What also should be kept in mind is that printf syntax is far more portable ( and therefore preferred ) than echo, not to mention that the syntax is more familiar to C or any C-like language that has printf() function in it. See this excellent answer by terdon on the subject of printf vs echo. While you can make the output tailored to your specific shell on your specific version of Ubuntu, if you are going to be porting scripts across different systems, you probably should prefer printf rather than echo.

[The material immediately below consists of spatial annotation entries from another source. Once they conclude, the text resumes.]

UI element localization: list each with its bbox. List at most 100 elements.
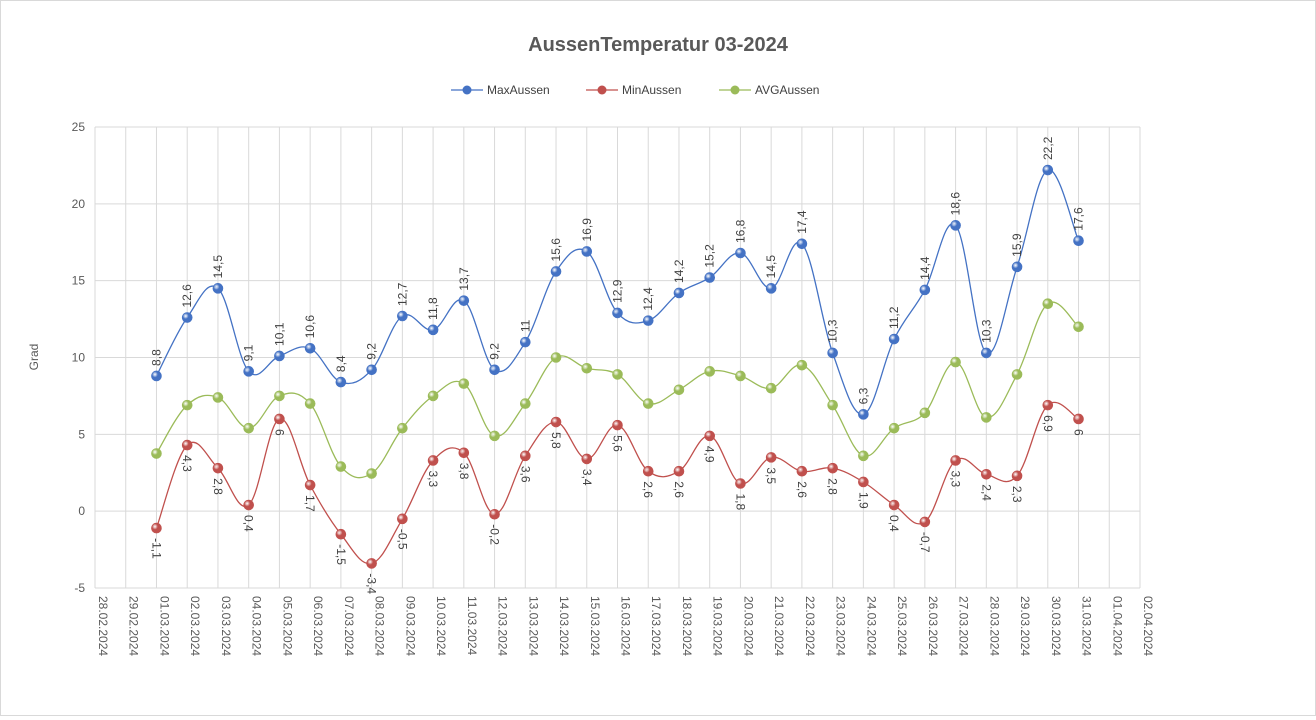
data-point-minaussen (519, 450, 531, 462)
x-tick-label: 09.03.2024 (403, 596, 417, 656)
data-label-maxaussen: 11 (518, 319, 532, 332)
data-point-avgaussen (550, 352, 562, 363)
x-tick-label: 31.03.2024 (1080, 596, 1094, 656)
data-point-avgaussen (981, 412, 992, 423)
data-label-maxaussen: 22,2 (1041, 136, 1055, 160)
data-point-avgaussen (642, 398, 654, 409)
data-label-maxaussen: 10,3 (979, 319, 993, 343)
data-point-avgaussen (335, 461, 347, 472)
data-label-minaussen: 6 (272, 429, 286, 436)
data-label-maxaussen: 12,7 (395, 282, 409, 306)
data-point-minaussen (335, 528, 347, 540)
data-label-maxaussen: 17,6 (1072, 207, 1086, 231)
data-label-minaussen: 6,9 (1041, 415, 1055, 432)
legend-item-avgaussen: AVGAussen (719, 83, 819, 97)
data-point-minaussen (1073, 413, 1084, 425)
data-label-minaussen: 3,3 (426, 470, 440, 487)
data-label-maxaussen: 12,4 (641, 287, 655, 311)
data-point-avgaussen (304, 398, 316, 409)
data-point-maxaussen (458, 295, 470, 306)
data-point-avgaussen (181, 399, 193, 411)
data-label-minaussen: 1,8 (733, 494, 747, 511)
data-label-minaussen: 5,8 (549, 432, 563, 449)
data-label-maxaussen: 10,1 (272, 322, 286, 346)
data-point-avgaussen (765, 382, 777, 394)
x-tick-label: 30.03.2024 (1049, 596, 1063, 656)
data-point-avgaussen (704, 366, 716, 377)
x-tick-label: 21.03.2024 (772, 596, 786, 656)
data-label-minaussen: 3,5 (764, 467, 778, 484)
x-tick-label: 23.03.2024 (834, 596, 848, 656)
data-point-minaussen (1011, 470, 1023, 482)
data-point-avgaussen (919, 407, 931, 419)
legend-item-maxaussen: MaxAussen (451, 83, 550, 97)
data-point-maxaussen (212, 283, 224, 294)
chart-title: AussenTemperatur 03-2024 (528, 34, 789, 56)
data-point-minaussen (858, 476, 869, 488)
data-label-maxaussen: 14,5 (211, 255, 225, 279)
data-point-maxaussen (366, 364, 377, 376)
data-label-maxaussen: 16,9 (580, 218, 594, 242)
data-point-avgaussen (1042, 298, 1054, 310)
x-tick-label: 06.03.2024 (311, 596, 325, 656)
data-point-maxaussen (1011, 261, 1023, 273)
data-label-maxaussen: 10,3 (826, 319, 840, 343)
data-label-maxaussen: 11,2 (887, 306, 901, 329)
data-label-maxaussen: 12,9 (611, 279, 625, 303)
data-point-minaussen (427, 455, 439, 466)
data-label-minaussen: 2,3 (1010, 486, 1024, 503)
data-label-minaussen: 5,6 (611, 435, 625, 452)
y-axis-ticks: -5 0 5 10 15 20 25 (72, 120, 86, 595)
legend-label-maxaussen: MaxAussen (487, 83, 550, 97)
data-point-minaussen (550, 416, 562, 428)
data-point-minaussen (581, 453, 593, 465)
data-point-maxaussen (550, 266, 562, 277)
legend-marker-avgaussen (730, 85, 740, 95)
x-tick-label: 01.04.2024 (1110, 596, 1124, 656)
data-point-maxaussen (735, 247, 746, 259)
y-tick-label: 15 (72, 274, 86, 288)
data-point-minaussen (981, 468, 992, 480)
data-label-minaussen: 3,6 (518, 466, 532, 483)
data-point-avgaussen (366, 468, 377, 479)
data-point-maxaussen (427, 324, 439, 336)
data-label-minaussen: 2,8 (826, 478, 840, 495)
data-point-avgaussen (489, 430, 500, 442)
y-tick-label: 0 (78, 504, 85, 518)
data-point-minaussen (397, 513, 408, 525)
legend-label-minaussen: MinAussen (622, 83, 681, 97)
data-point-minaussen (212, 462, 224, 474)
data-point-maxaussen (1073, 235, 1084, 247)
data-point-avgaussen (212, 392, 224, 403)
x-tick-label: 12.03.2024 (496, 596, 510, 656)
data-point-maxaussen (888, 333, 900, 345)
data-label-maxaussen: 15,2 (703, 244, 717, 268)
data-point-maxaussen (704, 272, 716, 283)
data-label-maxaussen: 18,6 (949, 192, 963, 216)
data-point-maxaussen (827, 347, 838, 359)
data-label-minaussen: 1,9 (856, 492, 870, 509)
y-tick-label: 25 (72, 120, 86, 134)
data-point-avgaussen (827, 399, 838, 411)
x-tick-label: 18.03.2024 (680, 596, 694, 656)
data-label-maxaussen: 9,1 (242, 344, 256, 361)
data-label-minaussen: 2,6 (641, 481, 655, 498)
data-label-maxaussen: 9,2 (365, 343, 379, 360)
x-tick-label: 04.03.2024 (250, 596, 264, 656)
data-label-maxaussen: 14,4 (918, 256, 932, 280)
data-label-minaussen: 0,4 (887, 515, 901, 532)
data-point-maxaussen (304, 342, 316, 354)
data-point-minaussen (765, 452, 777, 463)
x-tick-label: 16.03.2024 (619, 596, 633, 656)
data-point-minaussen (888, 499, 900, 511)
y-tick-label: -5 (74, 581, 85, 595)
data-point-maxaussen (919, 284, 931, 296)
data-point-avgaussen (151, 448, 162, 459)
data-label-maxaussen: 16,8 (733, 219, 747, 243)
data-point-maxaussen (243, 366, 254, 377)
gridlines (94, 126, 1141, 589)
data-markers (151, 164, 1084, 569)
data-point-minaussen (151, 522, 162, 534)
data-point-avgaussen (581, 362, 593, 374)
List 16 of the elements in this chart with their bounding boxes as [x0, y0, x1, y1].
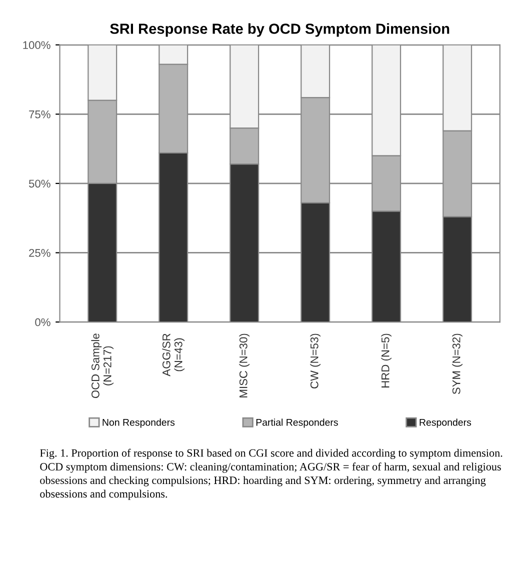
x-tick-label: CW (N=53) [310, 334, 321, 388]
caption: Fig. 1. Proportion of response to SRI based on CGI score and divided according to symptom dimension. OCD symptom dimensions: CW: cleaning/contamination; AGG/SR = fear of harm, sexual and religious obsessions and checking compulsions; HRD: hoarding and SYM: ordering, symmetry and arranging obsessions and compulsions. [40, 448, 502, 500]
x-tick-label: AGG/SR (N=43) [162, 334, 185, 376]
y-tick-label: 100% [23, 41, 50, 50]
legend-label: Non Responders [102, 418, 175, 428]
x-tick-label: OCD Sample (N=217) [91, 334, 114, 398]
x-tick-label: SYM (N=32) [452, 334, 462, 394]
y-tick-label: 0% [35, 318, 50, 326]
x-tick-label: HRD (N=5) [381, 334, 392, 388]
y-tick-label: 75% [29, 110, 50, 118]
legend-label: Partial Responders [256, 418, 338, 428]
x-tick-label: MISC (N=30) [239, 334, 250, 398]
y-tick-label: 25% [29, 249, 50, 257]
y-tick-label: 50% [28, 180, 50, 188]
legend-label: Responders [420, 418, 472, 428]
chart-title: SRI Response Rate by OCD Symptom Dimension [110, 23, 450, 37]
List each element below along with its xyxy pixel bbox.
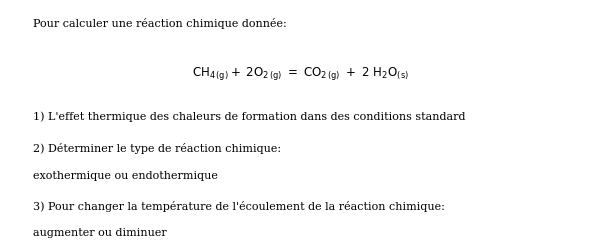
- Text: augmenter ou diminuer: augmenter ou diminuer: [33, 228, 167, 237]
- Text: 3) Pour changer la température de l'écoulement de la réaction chimique:: 3) Pour changer la température de l'écou…: [33, 200, 445, 211]
- Text: 2) Déterminer le type de réaction chimique:: 2) Déterminer le type de réaction chimiq…: [33, 142, 281, 154]
- Text: exothermique ou endothermique: exothermique ou endothermique: [33, 170, 218, 180]
- Text: 1) L'effet thermique des chaleurs de formation dans des conditions standard: 1) L'effet thermique des chaleurs de for…: [33, 111, 466, 122]
- Text: Pour calculer une réaction chimique donnée:: Pour calculer une réaction chimique donn…: [33, 18, 287, 28]
- Text: $\mathrm{CH_{4\,(g)}+\ 2O_{2\,(g)}\ =\ CO_{2\,(g)}\ +\ 2\ H_2O_{(s)}}$: $\mathrm{CH_{4\,(g)}+\ 2O_{2\,(g)}\ =\ C…: [191, 65, 409, 82]
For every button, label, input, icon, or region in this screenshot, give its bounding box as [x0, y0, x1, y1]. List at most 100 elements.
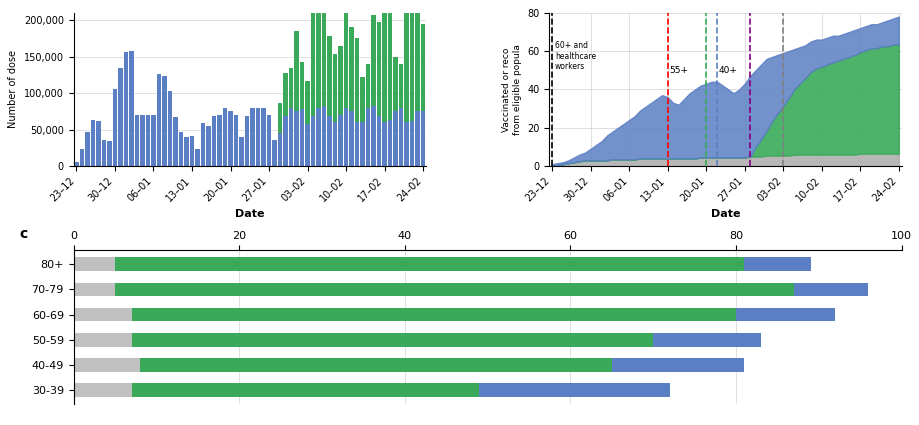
Bar: [388, 120, 391, 166]
Bar: [267, 115, 271, 166]
Bar: [735, 308, 834, 321]
X-axis label: Date: Date: [709, 210, 740, 219]
Bar: [344, 108, 348, 166]
Bar: [134, 115, 139, 166]
Bar: [305, 124, 310, 166]
Bar: [102, 140, 106, 166]
Bar: [74, 258, 115, 271]
Bar: [421, 24, 425, 111]
Bar: [793, 283, 868, 296]
Bar: [123, 52, 128, 166]
Bar: [278, 103, 282, 133]
Bar: [393, 111, 397, 166]
Bar: [74, 162, 78, 166]
Bar: [151, 115, 155, 166]
Bar: [388, 6, 391, 120]
Text: 40+: 40+: [718, 66, 737, 75]
Bar: [366, 64, 370, 108]
Text: c: c: [20, 227, 28, 241]
Bar: [344, 13, 348, 108]
Bar: [338, 45, 343, 115]
Bar: [255, 108, 260, 166]
Bar: [404, 122, 408, 166]
Bar: [415, 3, 419, 111]
Bar: [96, 121, 100, 166]
Bar: [156, 74, 161, 166]
Bar: [131, 308, 735, 321]
Bar: [421, 111, 425, 166]
Bar: [300, 62, 304, 109]
Bar: [131, 383, 479, 397]
Bar: [217, 115, 221, 166]
Bar: [377, 22, 381, 116]
Bar: [162, 76, 166, 166]
Bar: [743, 258, 810, 271]
Bar: [108, 141, 111, 166]
Bar: [399, 64, 403, 108]
Bar: [366, 108, 370, 166]
Bar: [74, 308, 131, 321]
Bar: [371, 15, 376, 106]
Bar: [283, 74, 288, 116]
Bar: [85, 133, 89, 166]
Bar: [74, 283, 115, 296]
Y-axis label: Number of dose: Number of dose: [8, 51, 18, 128]
Bar: [115, 258, 743, 271]
Bar: [322, 0, 326, 106]
Bar: [611, 358, 743, 372]
Bar: [129, 51, 133, 166]
Bar: [250, 108, 255, 166]
Bar: [115, 283, 793, 296]
Bar: [145, 115, 150, 166]
Bar: [410, 6, 414, 121]
Bar: [322, 106, 326, 166]
Bar: [178, 133, 183, 166]
Bar: [333, 54, 337, 122]
Bar: [316, 108, 321, 166]
Bar: [415, 111, 419, 166]
X-axis label: Date: Date: [234, 210, 265, 219]
Bar: [140, 358, 611, 372]
Bar: [80, 149, 84, 166]
Bar: [74, 333, 131, 346]
Bar: [189, 136, 194, 166]
Bar: [140, 115, 144, 166]
Bar: [206, 126, 210, 166]
Bar: [360, 77, 365, 122]
Y-axis label: Vaccinated or reco
from eligible popula: Vaccinated or reco from eligible popula: [502, 44, 521, 135]
Bar: [294, 111, 299, 166]
Bar: [131, 333, 652, 346]
Bar: [327, 116, 332, 166]
Bar: [278, 133, 282, 166]
Bar: [294, 31, 299, 111]
Bar: [377, 116, 381, 166]
Bar: [222, 108, 227, 166]
Bar: [382, 122, 386, 166]
Bar: [261, 108, 266, 166]
Bar: [327, 36, 332, 116]
Bar: [360, 122, 365, 166]
Bar: [167, 91, 172, 166]
Bar: [74, 358, 140, 372]
Bar: [404, 9, 408, 122]
Bar: [228, 111, 233, 166]
Bar: [333, 122, 337, 166]
Bar: [652, 333, 760, 346]
Bar: [355, 38, 359, 122]
Bar: [349, 111, 354, 166]
Text: 60+ and
healthcare
workers: 60+ and healthcare workers: [554, 42, 596, 71]
Bar: [112, 89, 117, 166]
Bar: [311, 2, 315, 116]
Bar: [300, 109, 304, 166]
Bar: [283, 116, 288, 166]
Bar: [289, 108, 293, 166]
Bar: [349, 27, 354, 111]
Bar: [74, 383, 131, 397]
Bar: [289, 68, 293, 108]
Bar: [184, 137, 188, 166]
Bar: [311, 116, 315, 166]
Bar: [382, 11, 386, 122]
Bar: [393, 57, 397, 111]
Bar: [173, 117, 177, 166]
Bar: [355, 122, 359, 166]
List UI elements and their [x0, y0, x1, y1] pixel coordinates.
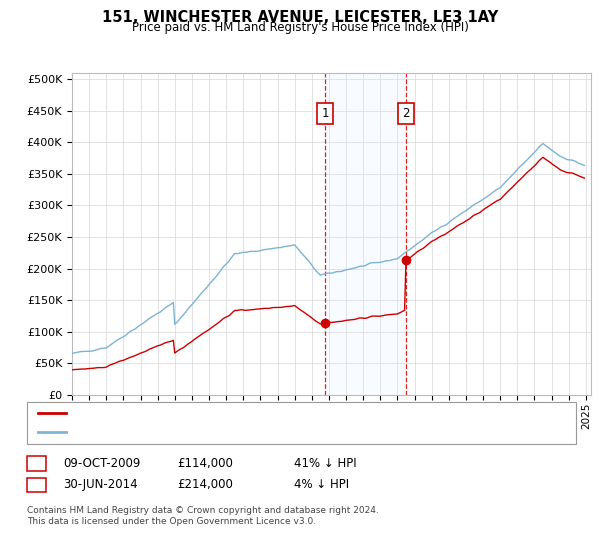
- Text: HPI: Average price, detached house, Leicester: HPI: Average price, detached house, Leic…: [72, 427, 324, 437]
- Text: 30-JUN-2014: 30-JUN-2014: [63, 478, 137, 491]
- Text: 41% ↓ HPI: 41% ↓ HPI: [294, 456, 356, 470]
- Text: 1: 1: [322, 108, 329, 120]
- Text: 151, WINCHESTER AVENUE, LEICESTER, LE3 1AY: 151, WINCHESTER AVENUE, LEICESTER, LE3 1…: [102, 10, 498, 25]
- Text: Price paid vs. HM Land Registry's House Price Index (HPI): Price paid vs. HM Land Registry's House …: [131, 21, 469, 34]
- Text: 2: 2: [33, 478, 40, 491]
- Text: Contains HM Land Registry data © Crown copyright and database right 2024.
This d: Contains HM Land Registry data © Crown c…: [27, 506, 379, 526]
- Bar: [325, 73, 406, 395]
- Text: 2: 2: [402, 108, 410, 120]
- Text: 4% ↓ HPI: 4% ↓ HPI: [294, 478, 349, 491]
- Text: 09-OCT-2009: 09-OCT-2009: [63, 456, 140, 470]
- Text: £114,000: £114,000: [177, 456, 233, 470]
- Text: 1: 1: [33, 456, 40, 470]
- Text: £214,000: £214,000: [177, 478, 233, 491]
- Text: 151, WINCHESTER AVENUE, LEICESTER, LE3 1AY (detached house): 151, WINCHESTER AVENUE, LEICESTER, LE3 1…: [72, 408, 436, 418]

Maybe you're a beginner system administrator working with Ubuntu and CentOS machines, or maybe even FreeBSD - who knows - so in such cases you will have to make choices.

Quote from bash manual, SHELL BUILTIN COMMANDS section

read [-ers] [-a aname] [-d delim] [-i text] [-n nchars] [-N nchars] [-p prompt] [-t timeout] [-u fd] [name ...]

One line is read from the standard input, or from the file descriptor fd supplied as an argument to the -u option, and the first word is assigned to the first name, the second word to the second name, and so on, with leftover words and their intervening separa‐ tors assigned to the last name. If there are fewer words read from the input stream than names, the remaining names are assigned empty values. The characters in IFS are used to split the line into words using the same rules the shell uses for expansion (described above under Word Splitting).